Remark: Suppose $K$ as in the Duality Theorem is forced to be principal, i.e., there is $m$ so that $$\Vdash K=\{p\in j(\mathbb{P}:p\le \neg m\}.$$
Then the Duality Theorem is easily seen to be an equivalence.

We can compute some nice properties of the ideal $J$ arising from the previous theorem.

Proposition: Using the notation of the previous theorem, $J$ is forced to be precipitous, with the same completeness as $I$. If $I$ is normal, then $J$ is also normal.
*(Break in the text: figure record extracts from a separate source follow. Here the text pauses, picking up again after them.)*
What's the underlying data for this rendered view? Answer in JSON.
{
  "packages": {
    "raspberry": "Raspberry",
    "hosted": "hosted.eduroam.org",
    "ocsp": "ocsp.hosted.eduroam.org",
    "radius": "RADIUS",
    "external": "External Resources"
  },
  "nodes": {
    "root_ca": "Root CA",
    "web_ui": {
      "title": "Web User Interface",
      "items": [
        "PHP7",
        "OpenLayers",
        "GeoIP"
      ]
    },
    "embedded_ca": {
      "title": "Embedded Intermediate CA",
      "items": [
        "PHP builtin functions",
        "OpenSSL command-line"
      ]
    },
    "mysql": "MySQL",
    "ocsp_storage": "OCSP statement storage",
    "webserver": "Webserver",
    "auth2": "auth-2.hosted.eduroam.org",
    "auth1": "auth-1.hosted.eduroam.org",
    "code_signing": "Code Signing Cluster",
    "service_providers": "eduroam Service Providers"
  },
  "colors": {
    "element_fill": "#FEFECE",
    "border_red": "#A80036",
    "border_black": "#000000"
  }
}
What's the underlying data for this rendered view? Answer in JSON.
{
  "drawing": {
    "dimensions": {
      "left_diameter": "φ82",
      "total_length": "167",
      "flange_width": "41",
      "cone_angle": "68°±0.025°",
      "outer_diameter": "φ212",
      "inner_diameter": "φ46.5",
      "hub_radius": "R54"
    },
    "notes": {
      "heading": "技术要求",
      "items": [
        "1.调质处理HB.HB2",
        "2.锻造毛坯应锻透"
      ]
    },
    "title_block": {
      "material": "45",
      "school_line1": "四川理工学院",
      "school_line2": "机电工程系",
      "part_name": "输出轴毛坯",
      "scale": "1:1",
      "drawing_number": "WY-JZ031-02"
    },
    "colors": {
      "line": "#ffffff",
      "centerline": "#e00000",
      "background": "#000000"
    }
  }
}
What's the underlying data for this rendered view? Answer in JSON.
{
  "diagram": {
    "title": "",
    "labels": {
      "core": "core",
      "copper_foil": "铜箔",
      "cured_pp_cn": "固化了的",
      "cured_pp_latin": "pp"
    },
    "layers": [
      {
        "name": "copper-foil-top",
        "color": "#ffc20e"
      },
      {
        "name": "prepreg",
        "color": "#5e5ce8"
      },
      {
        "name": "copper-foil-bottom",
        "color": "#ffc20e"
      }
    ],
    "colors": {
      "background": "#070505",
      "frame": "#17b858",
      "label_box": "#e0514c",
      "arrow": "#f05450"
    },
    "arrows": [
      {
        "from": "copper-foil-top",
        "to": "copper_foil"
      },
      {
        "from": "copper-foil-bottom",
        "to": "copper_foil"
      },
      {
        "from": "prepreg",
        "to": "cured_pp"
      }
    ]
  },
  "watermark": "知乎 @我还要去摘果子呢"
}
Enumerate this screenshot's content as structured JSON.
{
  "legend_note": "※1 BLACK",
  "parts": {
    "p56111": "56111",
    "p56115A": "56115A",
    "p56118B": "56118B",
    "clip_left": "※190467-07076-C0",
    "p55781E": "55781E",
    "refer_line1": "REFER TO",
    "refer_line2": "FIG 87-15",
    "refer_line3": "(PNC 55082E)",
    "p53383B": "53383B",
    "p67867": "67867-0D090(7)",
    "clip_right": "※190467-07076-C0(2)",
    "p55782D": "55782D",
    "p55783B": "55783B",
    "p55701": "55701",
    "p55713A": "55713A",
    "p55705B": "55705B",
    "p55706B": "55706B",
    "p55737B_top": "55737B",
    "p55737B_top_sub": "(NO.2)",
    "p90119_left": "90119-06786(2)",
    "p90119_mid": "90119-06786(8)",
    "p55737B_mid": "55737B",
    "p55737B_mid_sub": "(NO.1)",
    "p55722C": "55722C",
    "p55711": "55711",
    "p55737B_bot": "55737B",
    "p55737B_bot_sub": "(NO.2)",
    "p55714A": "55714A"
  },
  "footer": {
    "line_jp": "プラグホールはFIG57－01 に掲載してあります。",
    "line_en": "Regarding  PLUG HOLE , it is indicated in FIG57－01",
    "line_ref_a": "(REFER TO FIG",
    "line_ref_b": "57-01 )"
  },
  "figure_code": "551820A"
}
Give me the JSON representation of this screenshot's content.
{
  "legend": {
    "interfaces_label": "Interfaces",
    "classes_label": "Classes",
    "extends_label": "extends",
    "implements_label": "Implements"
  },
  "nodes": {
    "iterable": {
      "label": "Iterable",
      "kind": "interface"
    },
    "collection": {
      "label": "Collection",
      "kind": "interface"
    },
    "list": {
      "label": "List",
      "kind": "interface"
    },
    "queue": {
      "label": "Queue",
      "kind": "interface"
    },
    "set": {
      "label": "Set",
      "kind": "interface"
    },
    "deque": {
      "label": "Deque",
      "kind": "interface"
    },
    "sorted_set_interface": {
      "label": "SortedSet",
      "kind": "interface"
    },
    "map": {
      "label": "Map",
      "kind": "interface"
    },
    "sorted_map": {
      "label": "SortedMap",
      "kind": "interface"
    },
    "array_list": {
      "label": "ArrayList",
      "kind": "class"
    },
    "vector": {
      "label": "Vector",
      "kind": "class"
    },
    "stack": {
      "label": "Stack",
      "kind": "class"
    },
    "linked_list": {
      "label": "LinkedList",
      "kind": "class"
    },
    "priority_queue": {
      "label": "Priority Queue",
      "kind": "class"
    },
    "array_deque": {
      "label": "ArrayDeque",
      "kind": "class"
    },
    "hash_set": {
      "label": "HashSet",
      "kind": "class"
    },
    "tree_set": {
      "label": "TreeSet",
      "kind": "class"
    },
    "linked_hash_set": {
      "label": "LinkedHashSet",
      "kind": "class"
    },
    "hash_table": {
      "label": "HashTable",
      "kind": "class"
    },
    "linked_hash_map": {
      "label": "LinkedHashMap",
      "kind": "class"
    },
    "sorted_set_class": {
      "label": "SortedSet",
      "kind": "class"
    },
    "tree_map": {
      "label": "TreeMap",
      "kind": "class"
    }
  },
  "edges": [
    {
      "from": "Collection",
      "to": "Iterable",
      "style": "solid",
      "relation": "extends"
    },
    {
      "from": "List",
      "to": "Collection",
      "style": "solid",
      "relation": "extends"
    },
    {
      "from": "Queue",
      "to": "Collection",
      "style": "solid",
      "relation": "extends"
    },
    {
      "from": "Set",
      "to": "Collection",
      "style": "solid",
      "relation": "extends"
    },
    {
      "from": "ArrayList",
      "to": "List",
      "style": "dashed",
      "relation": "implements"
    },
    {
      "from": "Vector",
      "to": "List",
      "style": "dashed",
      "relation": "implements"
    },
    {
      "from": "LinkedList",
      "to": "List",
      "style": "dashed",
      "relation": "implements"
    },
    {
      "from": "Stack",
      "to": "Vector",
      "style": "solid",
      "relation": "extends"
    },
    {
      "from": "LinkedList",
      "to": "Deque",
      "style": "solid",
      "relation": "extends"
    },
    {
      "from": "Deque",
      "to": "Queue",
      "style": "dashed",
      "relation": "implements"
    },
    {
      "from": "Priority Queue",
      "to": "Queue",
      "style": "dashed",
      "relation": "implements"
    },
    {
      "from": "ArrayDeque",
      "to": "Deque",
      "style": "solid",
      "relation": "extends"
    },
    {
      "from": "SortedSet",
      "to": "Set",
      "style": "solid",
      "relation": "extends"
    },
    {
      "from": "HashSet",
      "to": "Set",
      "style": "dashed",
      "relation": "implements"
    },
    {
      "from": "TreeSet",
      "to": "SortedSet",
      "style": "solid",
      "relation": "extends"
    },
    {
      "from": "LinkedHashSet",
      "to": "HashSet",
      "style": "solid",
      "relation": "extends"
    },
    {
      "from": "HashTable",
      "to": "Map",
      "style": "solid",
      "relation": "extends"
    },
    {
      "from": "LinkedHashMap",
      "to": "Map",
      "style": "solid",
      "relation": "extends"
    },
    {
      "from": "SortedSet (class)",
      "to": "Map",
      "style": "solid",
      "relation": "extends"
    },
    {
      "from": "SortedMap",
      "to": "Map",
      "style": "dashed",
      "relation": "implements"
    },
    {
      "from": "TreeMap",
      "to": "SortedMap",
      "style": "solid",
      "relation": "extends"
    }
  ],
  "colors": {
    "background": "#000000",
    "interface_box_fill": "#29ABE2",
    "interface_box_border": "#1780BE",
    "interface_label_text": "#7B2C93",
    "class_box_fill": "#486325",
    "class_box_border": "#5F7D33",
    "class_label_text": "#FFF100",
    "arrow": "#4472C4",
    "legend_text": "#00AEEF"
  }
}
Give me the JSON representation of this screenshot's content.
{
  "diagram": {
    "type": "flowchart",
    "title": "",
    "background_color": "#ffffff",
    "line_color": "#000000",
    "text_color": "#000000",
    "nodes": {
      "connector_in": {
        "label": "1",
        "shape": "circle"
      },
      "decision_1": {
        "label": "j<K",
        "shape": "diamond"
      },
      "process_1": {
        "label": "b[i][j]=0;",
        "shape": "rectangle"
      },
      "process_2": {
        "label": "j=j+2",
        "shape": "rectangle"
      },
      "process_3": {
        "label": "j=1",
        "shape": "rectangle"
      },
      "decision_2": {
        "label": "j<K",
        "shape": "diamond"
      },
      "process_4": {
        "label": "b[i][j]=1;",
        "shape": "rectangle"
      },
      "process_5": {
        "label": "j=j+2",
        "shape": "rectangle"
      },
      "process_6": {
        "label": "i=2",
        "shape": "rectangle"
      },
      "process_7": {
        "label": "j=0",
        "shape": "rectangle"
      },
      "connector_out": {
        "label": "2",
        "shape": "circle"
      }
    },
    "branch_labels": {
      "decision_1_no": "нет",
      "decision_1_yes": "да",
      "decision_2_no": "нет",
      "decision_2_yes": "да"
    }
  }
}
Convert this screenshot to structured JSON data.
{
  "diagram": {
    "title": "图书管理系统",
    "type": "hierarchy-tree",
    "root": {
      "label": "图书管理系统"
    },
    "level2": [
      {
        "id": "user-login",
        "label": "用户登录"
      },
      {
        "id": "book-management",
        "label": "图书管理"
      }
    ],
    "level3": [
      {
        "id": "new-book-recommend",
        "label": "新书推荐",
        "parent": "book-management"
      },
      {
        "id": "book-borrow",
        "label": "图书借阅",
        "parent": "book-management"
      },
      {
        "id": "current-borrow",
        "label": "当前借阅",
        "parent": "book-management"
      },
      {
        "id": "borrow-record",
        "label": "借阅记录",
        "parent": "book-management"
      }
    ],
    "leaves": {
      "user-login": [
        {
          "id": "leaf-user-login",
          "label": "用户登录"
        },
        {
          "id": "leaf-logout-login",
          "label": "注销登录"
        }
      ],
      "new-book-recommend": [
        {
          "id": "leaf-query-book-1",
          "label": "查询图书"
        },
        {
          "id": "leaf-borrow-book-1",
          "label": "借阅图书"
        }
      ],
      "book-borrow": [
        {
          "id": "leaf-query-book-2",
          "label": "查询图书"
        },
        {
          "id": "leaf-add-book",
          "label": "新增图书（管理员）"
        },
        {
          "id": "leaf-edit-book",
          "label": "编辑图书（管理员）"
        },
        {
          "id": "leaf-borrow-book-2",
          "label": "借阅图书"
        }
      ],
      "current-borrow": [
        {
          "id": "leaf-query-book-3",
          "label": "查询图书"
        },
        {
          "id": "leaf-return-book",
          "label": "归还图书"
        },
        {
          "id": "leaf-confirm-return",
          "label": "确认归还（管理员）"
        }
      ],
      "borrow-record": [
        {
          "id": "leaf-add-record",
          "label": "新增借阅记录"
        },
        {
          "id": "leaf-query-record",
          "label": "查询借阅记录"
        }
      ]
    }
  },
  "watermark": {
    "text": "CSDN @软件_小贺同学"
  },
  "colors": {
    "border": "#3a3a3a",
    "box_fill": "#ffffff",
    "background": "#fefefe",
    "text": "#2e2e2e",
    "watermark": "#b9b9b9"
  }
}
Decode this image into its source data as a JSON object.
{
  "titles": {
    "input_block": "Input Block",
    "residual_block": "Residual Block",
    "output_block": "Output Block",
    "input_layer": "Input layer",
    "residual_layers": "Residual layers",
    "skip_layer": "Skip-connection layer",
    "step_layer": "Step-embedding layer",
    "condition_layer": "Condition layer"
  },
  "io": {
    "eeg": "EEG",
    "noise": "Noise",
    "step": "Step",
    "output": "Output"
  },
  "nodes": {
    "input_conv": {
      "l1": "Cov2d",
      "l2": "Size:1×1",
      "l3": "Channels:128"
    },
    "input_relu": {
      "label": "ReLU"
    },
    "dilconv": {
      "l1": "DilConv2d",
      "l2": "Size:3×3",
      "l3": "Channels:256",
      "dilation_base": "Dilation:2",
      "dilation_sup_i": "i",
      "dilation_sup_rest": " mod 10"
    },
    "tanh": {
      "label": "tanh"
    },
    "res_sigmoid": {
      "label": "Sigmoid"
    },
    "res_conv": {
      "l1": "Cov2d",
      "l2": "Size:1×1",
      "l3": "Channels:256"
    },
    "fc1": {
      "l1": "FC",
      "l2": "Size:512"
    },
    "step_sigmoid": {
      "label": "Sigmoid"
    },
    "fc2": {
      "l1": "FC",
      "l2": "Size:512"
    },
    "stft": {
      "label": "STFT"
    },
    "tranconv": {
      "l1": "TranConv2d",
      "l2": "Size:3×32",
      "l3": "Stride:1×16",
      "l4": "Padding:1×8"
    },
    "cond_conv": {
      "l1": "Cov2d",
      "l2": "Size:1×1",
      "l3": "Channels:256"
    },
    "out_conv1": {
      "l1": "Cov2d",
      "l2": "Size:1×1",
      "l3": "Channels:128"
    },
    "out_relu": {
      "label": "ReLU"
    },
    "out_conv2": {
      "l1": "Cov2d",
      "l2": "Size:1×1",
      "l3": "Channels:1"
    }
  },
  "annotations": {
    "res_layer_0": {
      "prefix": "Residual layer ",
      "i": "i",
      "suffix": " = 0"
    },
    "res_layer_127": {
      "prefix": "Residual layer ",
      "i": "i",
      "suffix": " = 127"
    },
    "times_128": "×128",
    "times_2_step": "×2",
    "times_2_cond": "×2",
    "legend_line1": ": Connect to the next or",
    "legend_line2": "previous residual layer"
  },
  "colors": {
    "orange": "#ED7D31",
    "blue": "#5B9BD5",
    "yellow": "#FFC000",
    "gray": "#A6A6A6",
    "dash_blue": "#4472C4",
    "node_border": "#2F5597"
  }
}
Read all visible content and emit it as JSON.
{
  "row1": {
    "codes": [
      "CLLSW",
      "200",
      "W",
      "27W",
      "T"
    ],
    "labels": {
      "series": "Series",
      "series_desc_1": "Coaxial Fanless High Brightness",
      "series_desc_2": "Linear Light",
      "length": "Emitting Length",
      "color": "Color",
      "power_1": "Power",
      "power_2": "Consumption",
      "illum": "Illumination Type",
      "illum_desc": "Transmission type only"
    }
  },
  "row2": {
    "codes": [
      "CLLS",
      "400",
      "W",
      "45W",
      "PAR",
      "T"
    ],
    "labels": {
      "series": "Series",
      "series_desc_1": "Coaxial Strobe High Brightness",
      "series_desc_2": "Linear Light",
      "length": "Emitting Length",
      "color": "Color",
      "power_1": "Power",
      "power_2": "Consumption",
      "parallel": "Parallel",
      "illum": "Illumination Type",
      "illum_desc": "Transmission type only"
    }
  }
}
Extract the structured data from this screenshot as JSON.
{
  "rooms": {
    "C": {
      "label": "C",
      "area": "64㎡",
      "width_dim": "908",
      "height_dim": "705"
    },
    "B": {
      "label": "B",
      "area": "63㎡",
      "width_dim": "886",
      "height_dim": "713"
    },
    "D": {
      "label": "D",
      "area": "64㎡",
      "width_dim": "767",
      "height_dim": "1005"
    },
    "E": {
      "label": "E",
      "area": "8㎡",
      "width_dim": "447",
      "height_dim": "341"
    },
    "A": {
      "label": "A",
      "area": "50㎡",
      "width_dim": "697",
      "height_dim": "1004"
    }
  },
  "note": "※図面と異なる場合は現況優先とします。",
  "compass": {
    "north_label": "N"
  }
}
Also, if $\bar{G}\subseteq P(Z)/J$ is generic over $V[H]$ and $G\ast h=\iota[H\ast \bar{G}]$ and $\hat{j}:V[H]\rightarrow M[\hat{H}]$ are as before, then $V[H]^Z/{\bar{G}}=M[\hat{H}]$ and $\hat{j}$ is the ultrapower embedding.

Finally, we relate $J$ to the ideal in $V[H]$ generated by $I$.

Proposition: Suppose $K$ as in the Duality Theorem is forced to be principal, with $m$ so that $\Vdash K=\{p\in j(\mathbb{P}):p\le \neg m\}.$ Suppose further that there exist $f$ and $A$ so that $A\Vdash \dot{m}=[f]_G$ and $\dot{B}$ is a $\mathbb{P}$-name for $\{z\in A: f(z)\in \dot{H}\}$. Then $\bar{I}\upharpoonright B=J\upharpoonright B$, and $A\setminus B\in J$, where $\bar{I}$ is the ideal in $V[H]$ generated by $I$.